The move by the Kenya Pipeline Company to cut the cost of transporting fuel to neighbouring countries by nearly a third is a step in the right direction.
Pipeline costs for products headed to Rwanda, Democratic Republic of Congo, Uganda, Burundi and South Sudan from the port of Mombasa will now be $44.55 (Sh1,579) per 1,000 litres from $59.32 (Sh6,098).
According to the Kenya Pipeline Company, the price cut should help it recapture market share it has lost to Tanzania. The new charges are set to take effect from next month.
Landlocked neighbours like Rwanda and Burundi had stepped up fuel imports through Tanzania’s main port of Dar es Salaam, arguing that the Kenyan route was expensive and had experienced contamination of cargo.
But even as we seek to regain our lost clout in the sector, there is need for the energy regulator to crack down on fuel adulteration menace that has blighted the sector.
The Kenya Transporters Association has warned that importers from regional landlocked countries are now opting to route their shipments through Tanzania because of the problem.
It argues that Kenya is losing out its status as the preferred route for landlocked East African countries.We urge the Energy Regulatory Commission should step up efforts to impose punitive measures on rogue traders found contaminating fuel.
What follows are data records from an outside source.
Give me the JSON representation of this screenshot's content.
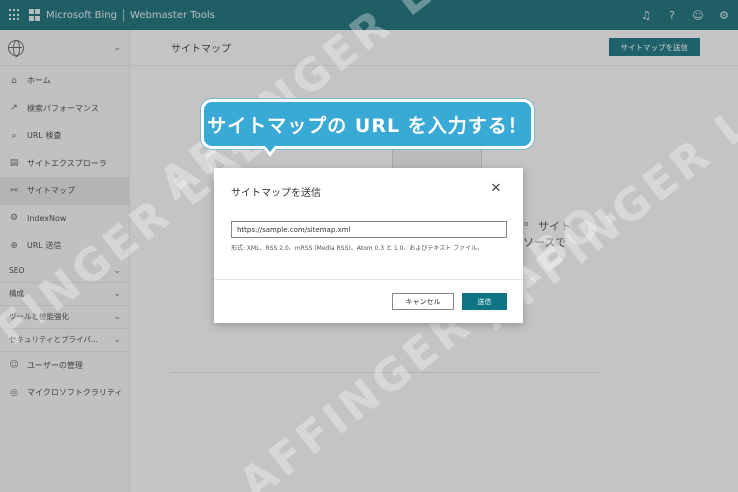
{
  "header": {
    "brand": "Microsoft Bing",
    "product": "Webmaster Tools",
    "icons": [
      "waffle-icon",
      "microsoft-logo",
      "bell-icon",
      "help-icon",
      "smiley-icon",
      "settings-icon"
    ]
  },
  "sidebar": {
    "items": [
      {
        "label": "ホーム",
        "icon": "home-icon"
      },
      {
        "label": "検索パフォーマンス",
        "icon": "trend-icon"
      },
      {
        "label": "URL 検査",
        "icon": "search-icon"
      },
      {
        "label": "サイトエクスプローラ",
        "icon": "document-icon"
      },
      {
        "label": "サイトマップ",
        "icon": "sitemap-icon",
        "active": true
      },
      {
        "label": "IndexNow",
        "icon": "gear-icon"
      },
      {
        "label": "URL 送信",
        "icon": "globe-icon"
      }
    ],
    "groups": [
      {
        "label": "SEO"
      },
      {
        "label": "構成"
      },
      {
        "label": "ツールと機能強化"
      },
      {
        "label": "セキュリティとプライバ..."
      }
    ],
    "bottom_items": [
      {
        "label": "ユーザーの管理",
        "icon": "users-icon"
      },
      {
        "label": "マイクロソフトクラリティ",
        "icon": "clarity-icon"
      }
    ]
  },
  "main": {
    "title": "サイトマップ",
    "submit_button": "サイトマップを送信",
    "bg_text_1": "サイト",
    "bg_text_2": "ソースで",
    "bg_text_3": "o"
  },
  "callout": {
    "text": "サイトマップの URL を入力する！"
  },
  "watermark": {
    "text": "AFFINGER LABO."
  },
  "modal": {
    "title": "サイトマップを送信",
    "url_value": "https://sample.com/sitemap.xml",
    "hint": "形式: XML、RSS 2.0、mRSS (Media RSS)、Atom 0.3 と 1.0、およびテキスト ファイル。",
    "cancel_label": "キャンセル",
    "submit_label": "送信"
  },
  "colors": {
    "topbar": "#0f6470",
    "primary_button": "#0f7584",
    "callout": "#39a9d6"
  }
}
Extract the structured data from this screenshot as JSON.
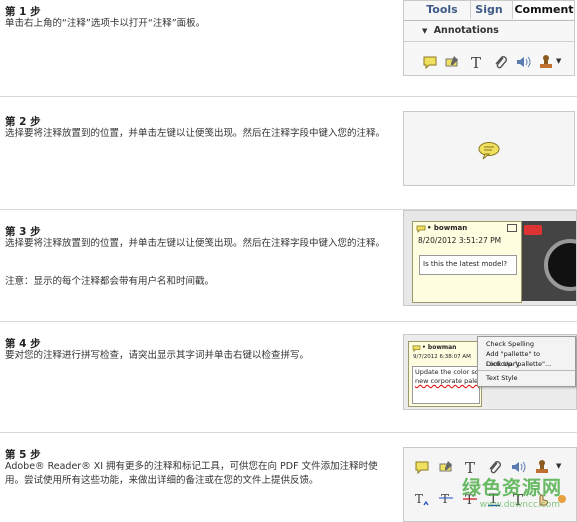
{
  "steps": [
    {
      "title": "第 1 步",
      "desc": "单击右上角的“注释”选项卡以打开“注释”面板。"
    },
    {
      "title": "第 2 步",
      "desc": "选择要将注释放置到的位置，并单击左键以让便笺出现。然后在注释字段中键入您的注释。"
    },
    {
      "title": "第 3 步",
      "desc": "选择要将注释放置到的位置，并单击左键以让便笺出现。然后在注释字段中键入您的注释。",
      "note": "注意：显示的每个注释都会带有用户名和时间戳。"
    },
    {
      "title": "第 4 步",
      "desc": "要对您的注释进行拼写检查，请突出显示其字词并单击右键以检查拼写。"
    },
    {
      "title": "第 5 步",
      "desc": "Adobe® Reader® XI 拥有更多的注释和标记工具，可供您在向 PDF 文件添加注释时使用。尝试使用所有这些功能，来做出详细的备注或在您的文件上提供反馈。"
    }
  ],
  "panel1": {
    "tabs": [
      "Tools",
      "Sign",
      "Comment"
    ],
    "annotations_label": "Annotations"
  },
  "step3_note": {
    "user": "• bowman",
    "date": "8/20/2012 3:51:27 PM",
    "text": "Is this the latest model?"
  },
  "step4_note": {
    "user": "• bowman",
    "date": "9/7/2012 6:38:07 AM",
    "text1": "Update the color sch",
    "text2": "new corporate palett"
  },
  "context_menu": {
    "items": [
      "Check Spelling",
      "Add \"pallette\" to Dictionary",
      "Look Up \"pallette\"...",
      "Text Style"
    ]
  },
  "watermark": "绿色资源网",
  "watermark_url": "www.downcc.com",
  "colors": {
    "tab_text": "#3d5a88",
    "note_yellow": "#f0e060",
    "watermark_green": "#3aa634"
  }
}
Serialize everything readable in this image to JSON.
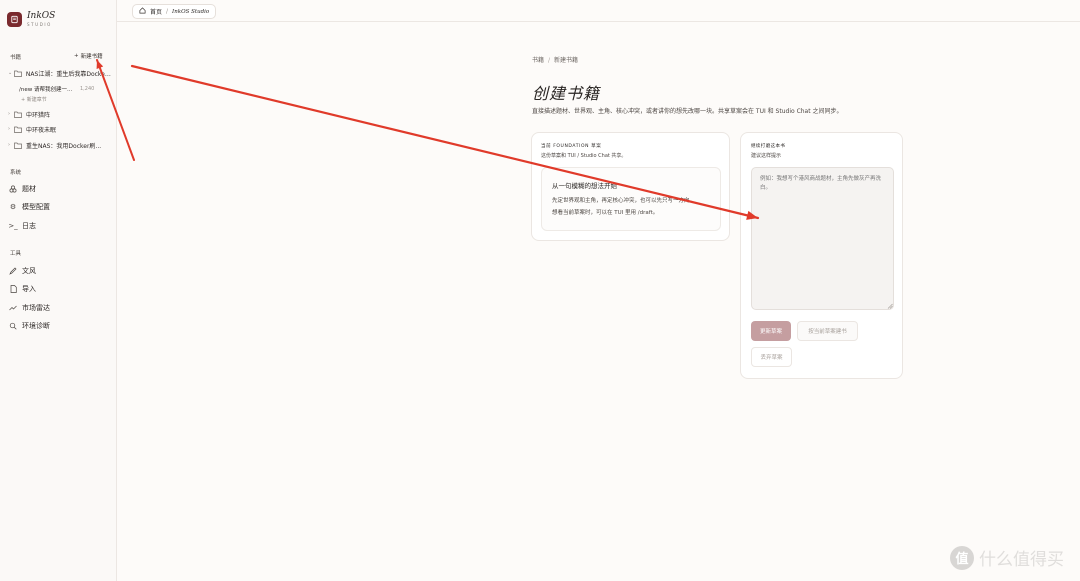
{
  "app": {
    "title": "InkOS",
    "subtitle": "STUDIO"
  },
  "sidebar": {
    "books_label": "书籍",
    "new_book_label": "新建书籍",
    "books": [
      {
        "label": "NAS江湖：重生后我靠Docker..."
      },
      {
        "label": "中环猎阵"
      },
      {
        "label": "中环夜未眠"
      },
      {
        "label": "重生NAS：我用Docker刷..."
      }
    ],
    "chapter": {
      "name": "/new 请帮我创建一...",
      "count": "1,240"
    },
    "new_chapter_label": "新建章节",
    "system_label": "系统",
    "system_items": [
      {
        "label": "题材",
        "icon": "genre-icon"
      },
      {
        "label": "模型配置",
        "icon": "gear-icon"
      },
      {
        "label": "日志",
        "icon": "terminal-icon"
      }
    ],
    "tools_label": "工具",
    "tool_items": [
      {
        "label": "文风",
        "icon": "pen-icon"
      },
      {
        "label": "导入",
        "icon": "file-icon"
      },
      {
        "label": "市场雷达",
        "icon": "trend-icon"
      },
      {
        "label": "环境诊断",
        "icon": "diagnose-icon"
      }
    ]
  },
  "topbar": {
    "home_label": "首页",
    "separator": "/",
    "current": "InkOS Studio"
  },
  "main": {
    "breadcrumb": {
      "parent": "书籍",
      "separator": "/",
      "current": "新建书籍"
    },
    "title": "创建书籍",
    "description": "直接描述题材、世界观、主角、核心冲突，或者讲你的想先改哪一块。共享草案会在 TUI 和 Studio Chat 之间同步。",
    "left_card": {
      "kicker": "当前 FOUNDATION 草案",
      "sub": "这份草案和 TUI / Studio Chat 共享。",
      "inner_title": "从一句模糊的想法开始",
      "inner_line1": "先定世界观和主角，再定核心冲突，也可以先只写一方向。",
      "inner_line2": "想看当前草案时，可以在 TUI 里用 /draft。"
    },
    "right_card": {
      "kicker": "继续打磨这本书",
      "sub": "建议这样提示",
      "placeholder": "例如：我想写个港风商战题材，主角先做灰产再洗白。",
      "primary_button": "更新草案",
      "secondary_button": "按当前草案建书",
      "discard_button": "丢弃草案"
    }
  },
  "annotation": {
    "arrow_color": "#e03a2a"
  },
  "watermark": {
    "badge": "值",
    "text": "什么值得买"
  }
}
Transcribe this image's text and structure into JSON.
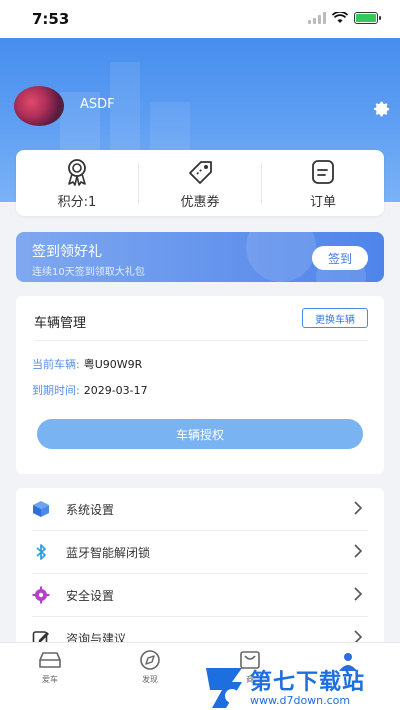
{
  "status": {
    "time": "7:53"
  },
  "profile": {
    "username": "ASDF"
  },
  "quick": {
    "points_label": "积分:1",
    "coupons_label": "优惠券",
    "orders_label": "订单"
  },
  "checkin": {
    "title": "签到领好礼",
    "subtitle": "连续10天签到领取大礼包",
    "button": "签到"
  },
  "vehicle": {
    "title": "车辆管理",
    "switch_label": "更换车辆",
    "current_key": "当前车辆:",
    "current_value": "粤U90W9R",
    "expire_key": "到期时间:",
    "expire_value": "2029-03-17",
    "auth_button": "车辆授权"
  },
  "menu": {
    "items": [
      {
        "label": "系统设置",
        "icon": "cube-icon"
      },
      {
        "label": "蓝牙智能解闭锁",
        "icon": "bluetooth-icon"
      },
      {
        "label": "安全设置",
        "icon": "gear-icon"
      },
      {
        "label": "咨询与建议",
        "icon": "edit-icon"
      }
    ]
  },
  "tabbar": {
    "tabs": [
      {
        "label": "爱车",
        "icon": "car-icon"
      },
      {
        "label": "发现",
        "icon": "compass-icon"
      },
      {
        "label": "商",
        "icon": "bag-icon"
      },
      {
        "label": "",
        "icon": "profile-icon"
      }
    ]
  },
  "watermark": {
    "text": "第七下载站",
    "url": "www.d7down.com"
  },
  "colors": {
    "accent": "#3f7be8",
    "hero": "#3c86ec",
    "button": "#79b3f2",
    "background": "#f2f3f7"
  }
}
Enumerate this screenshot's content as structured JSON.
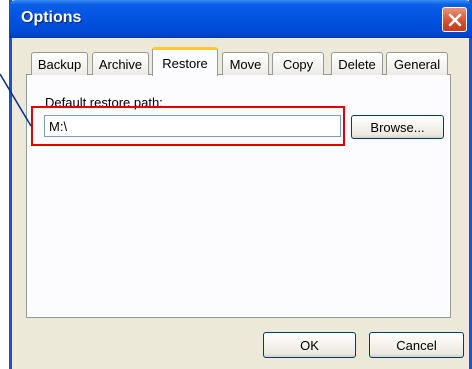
{
  "window": {
    "title": "Options"
  },
  "tabs": [
    {
      "label": "Backup"
    },
    {
      "label": "Archive"
    },
    {
      "label": "Restore"
    },
    {
      "label": "Move"
    },
    {
      "label": "Copy"
    },
    {
      "label": "Delete"
    },
    {
      "label": "General"
    }
  ],
  "active_tab": "Restore",
  "restore": {
    "label": "Default restore path:",
    "path_value": "M:\\",
    "browse_label": "Browse..."
  },
  "footer": {
    "ok_label": "OK",
    "cancel_label": "Cancel"
  },
  "colors": {
    "annotation": "#e00000",
    "title_bar": "#0253e0",
    "active_tab_accent": "#ffc83c"
  }
}
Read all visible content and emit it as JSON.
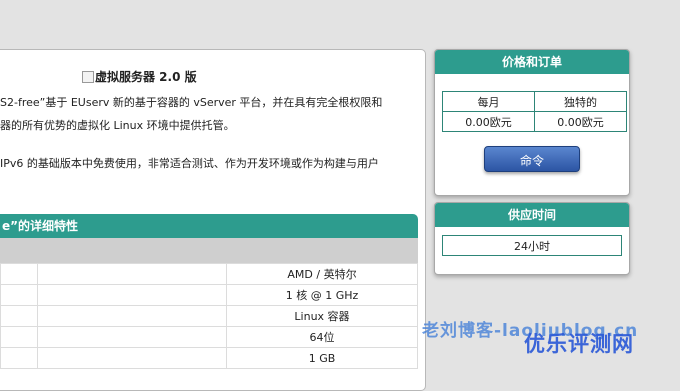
{
  "main": {
    "title": "虚拟服务器 2.0 版",
    "para1_line1": "S2-free”基于 EUserv 新的基于容器的 vServer 平台，并在具有完全根权限和",
    "para1_line2": "器的所有优势的虚拟化 Linux 环境中提供托管。",
    "para2_line1": "IPv6 的基础版本中免费使用，非常适合测试、作为开发环境或作为构建与用户",
    "section_title": "e”的详细特性",
    "specs": [
      "AMD / 英特尔",
      "1 核 @ 1 GHz",
      "Linux 容器",
      "64位",
      "1 GB"
    ]
  },
  "price_box": {
    "title": "价格和订单",
    "headers": [
      "每月",
      "独特的"
    ],
    "values": [
      "0.00欧元",
      "0.00欧元"
    ],
    "order_label": "命令"
  },
  "supply_box": {
    "title": "供应时间",
    "value": "24小时"
  },
  "watermark": {
    "line1": "老刘博客-laoliublog.cn",
    "line2": "优乐评测网"
  }
}
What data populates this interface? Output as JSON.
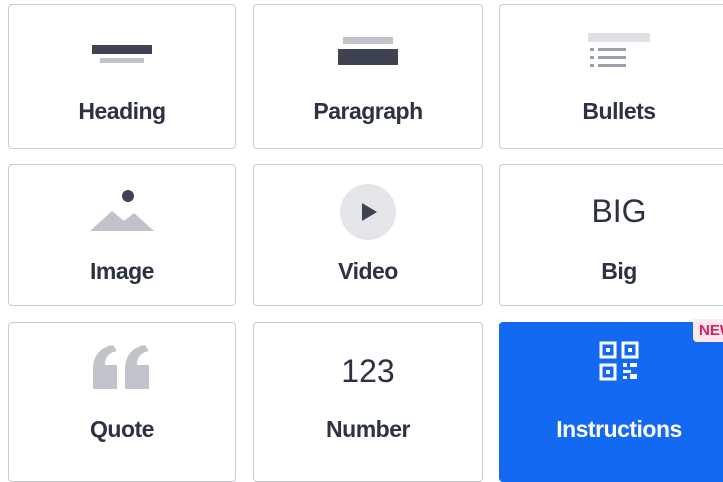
{
  "blocks": {
    "heading": {
      "label": "Heading",
      "icon": "heading-icon"
    },
    "paragraph": {
      "label": "Paragraph",
      "icon": "paragraph-icon"
    },
    "bullets": {
      "label": "Bullets",
      "icon": "bullets-icon"
    },
    "image": {
      "label": "Image",
      "icon": "image-icon"
    },
    "video": {
      "label": "Video",
      "icon": "play-icon"
    },
    "big": {
      "label": "Big",
      "icon_text": "BIG"
    },
    "quote": {
      "label": "Quote",
      "icon": "quote-icon"
    },
    "number": {
      "label": "Number",
      "icon_text": "123"
    },
    "instructions": {
      "label": "Instructions",
      "icon": "qr-code-icon",
      "badge": "NEW",
      "selected": true
    }
  },
  "colors": {
    "accent": "#1469f2",
    "icon_dark": "#3d4353",
    "icon_light": "#c0c3c9",
    "badge_text": "#d6215f",
    "badge_bg": "#ffe6ef"
  }
}
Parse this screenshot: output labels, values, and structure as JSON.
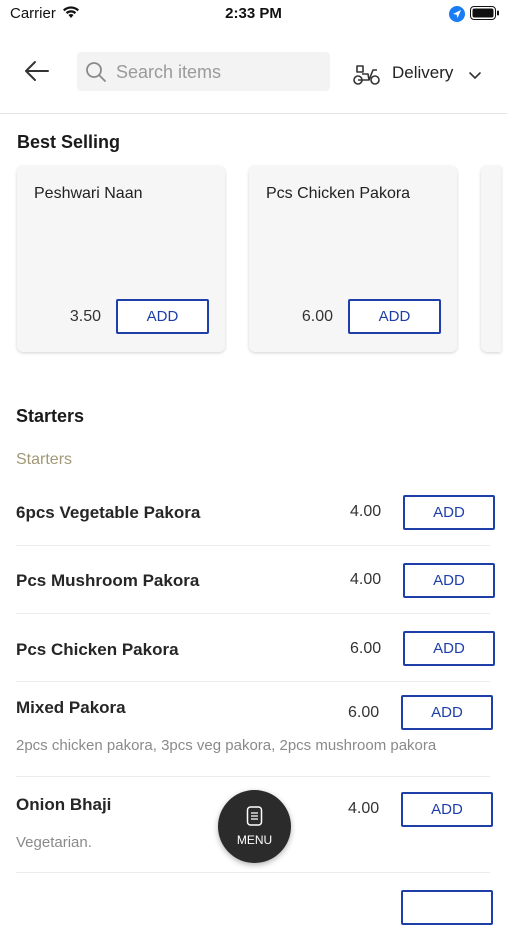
{
  "status_bar": {
    "carrier": "Carrier",
    "time": "2:33 PM"
  },
  "header": {
    "search_placeholder": "Search items",
    "order_mode": "Delivery"
  },
  "best_selling": {
    "title": "Best Selling",
    "items": [
      {
        "name": "Peshwari Naan",
        "price": "3.50",
        "button": "ADD"
      },
      {
        "name": "Pcs Chicken Pakora",
        "price": "6.00",
        "button": "ADD"
      }
    ]
  },
  "starters": {
    "title": "Starters",
    "subcategory": "Starters",
    "items": [
      {
        "name": "6pcs Vegetable Pakora",
        "price": "4.00",
        "button": "ADD",
        "description": ""
      },
      {
        "name": "Pcs Mushroom Pakora",
        "price": "4.00",
        "button": "ADD",
        "description": ""
      },
      {
        "name": "Pcs Chicken Pakora",
        "price": "6.00",
        "button": "ADD",
        "description": ""
      },
      {
        "name": "Mixed Pakora",
        "price": "6.00",
        "button": "ADD",
        "description": "2pcs chicken pakora, 3pcs veg pakora, 2pcs mushroom pakora"
      },
      {
        "name": "Onion Bhaji",
        "price": "4.00",
        "button": "ADD",
        "description": "Vegetarian."
      }
    ]
  },
  "menu_button": {
    "label": "MENU"
  },
  "colors": {
    "accent": "#1e3fa8",
    "subcategory": "#a29876",
    "fab": "#2b2b2b"
  }
}
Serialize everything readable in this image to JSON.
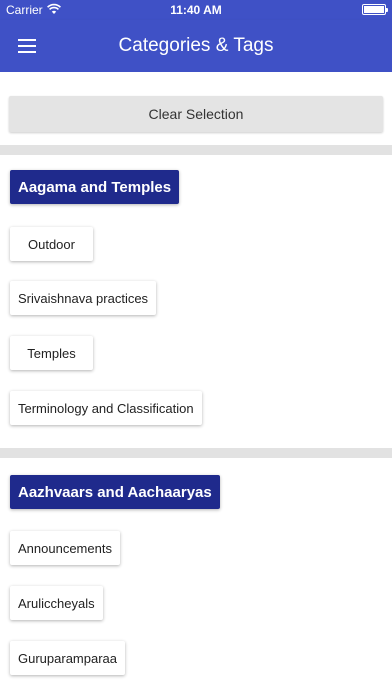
{
  "status_bar": {
    "carrier": "Carrier",
    "time": "11:40 AM"
  },
  "header": {
    "title": "Categories & Tags",
    "menu_icon": "hamburger-icon"
  },
  "actions": {
    "clear_label": "Clear Selection"
  },
  "colors": {
    "app_bar": "#3f51c6",
    "category": "#1f2a8c",
    "clear_button": "#e4e4e4",
    "divider": "#e2e2e2"
  },
  "sections": [
    {
      "title": "Aagama and Temples",
      "tags": [
        "Outdoor",
        "Srivaishnava practices",
        "Temples",
        "Terminology and Classification"
      ]
    },
    {
      "title": "Aazhvaars and Aachaaryas",
      "tags": [
        "Announcements",
        "Aruliccheyals",
        "Guruparamparaa"
      ]
    }
  ]
}
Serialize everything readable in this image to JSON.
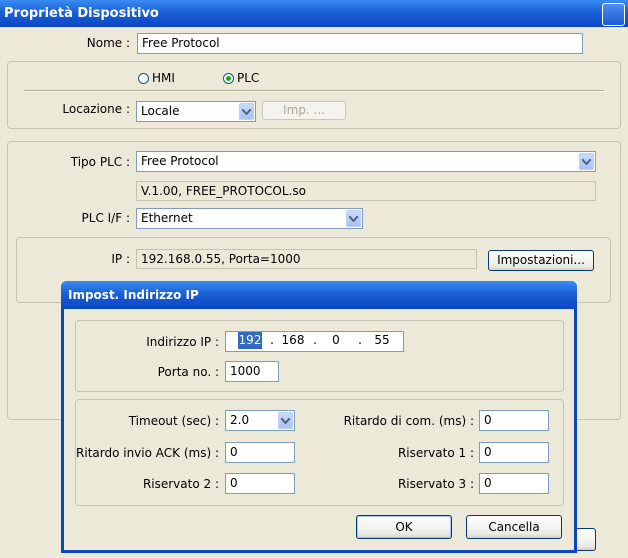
{
  "window": {
    "title": "Proprietà Dispositivo"
  },
  "name_field": {
    "label": "Nome :",
    "value": "Free Protocol"
  },
  "device_kind": {
    "hmi_label": "HMI",
    "plc_label": "PLC",
    "selected": "PLC"
  },
  "location": {
    "label": "Locazione :",
    "value": "Locale",
    "imp_button": "Imp. ..."
  },
  "plc": {
    "type_label": "Tipo PLC :",
    "type_value": "Free Protocol",
    "driver_info": "V.1.00, FREE_PROTOCOL.so",
    "if_label": "PLC I/F :",
    "if_value": "Ethernet",
    "ip_label": "IP :",
    "ip_value": "192.168.0.55,  Porta=1000",
    "settings_button": "Impostazioni..."
  },
  "dialog": {
    "title": "Impost. Indirizzo IP",
    "ip_label": "Indirizzo IP :",
    "ip": [
      "192",
      "168",
      "0",
      "55"
    ],
    "port_label": "Porta no. :",
    "port_value": "1000",
    "timeout_label": "Timeout (sec) :",
    "timeout_value": "2.0",
    "com_delay_label": "Ritardo di com. (ms) :",
    "com_delay_value": "0",
    "ack_delay_label": "Ritardo invio ACK (ms) :",
    "ack_delay_value": "0",
    "reserved1_label": "Riservato 1 :",
    "reserved1_value": "0",
    "reserved2_label": "Riservato 2 :",
    "reserved2_value": "0",
    "reserved3_label": "Riservato 3 :",
    "reserved3_value": "0",
    "ok_button": "OK",
    "cancel_button": "Cancella"
  }
}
Failure to do so would only render the campaign to regain the country’s lost market share a tough task.The fuel contamination problem has persisted in the sector for far too long and time has come to wipe it out once and for all.
The economy cannot afford such expensive hurdles. Fuel contamination is not only dangerous, but also denies the country vital revenue.
While we have laws meant to regulate the sector, the loose end has been on the implementation. We believe that imposing punitive measures such as blacklisting and prosecuting those perpetrating the racket would clean up the sector.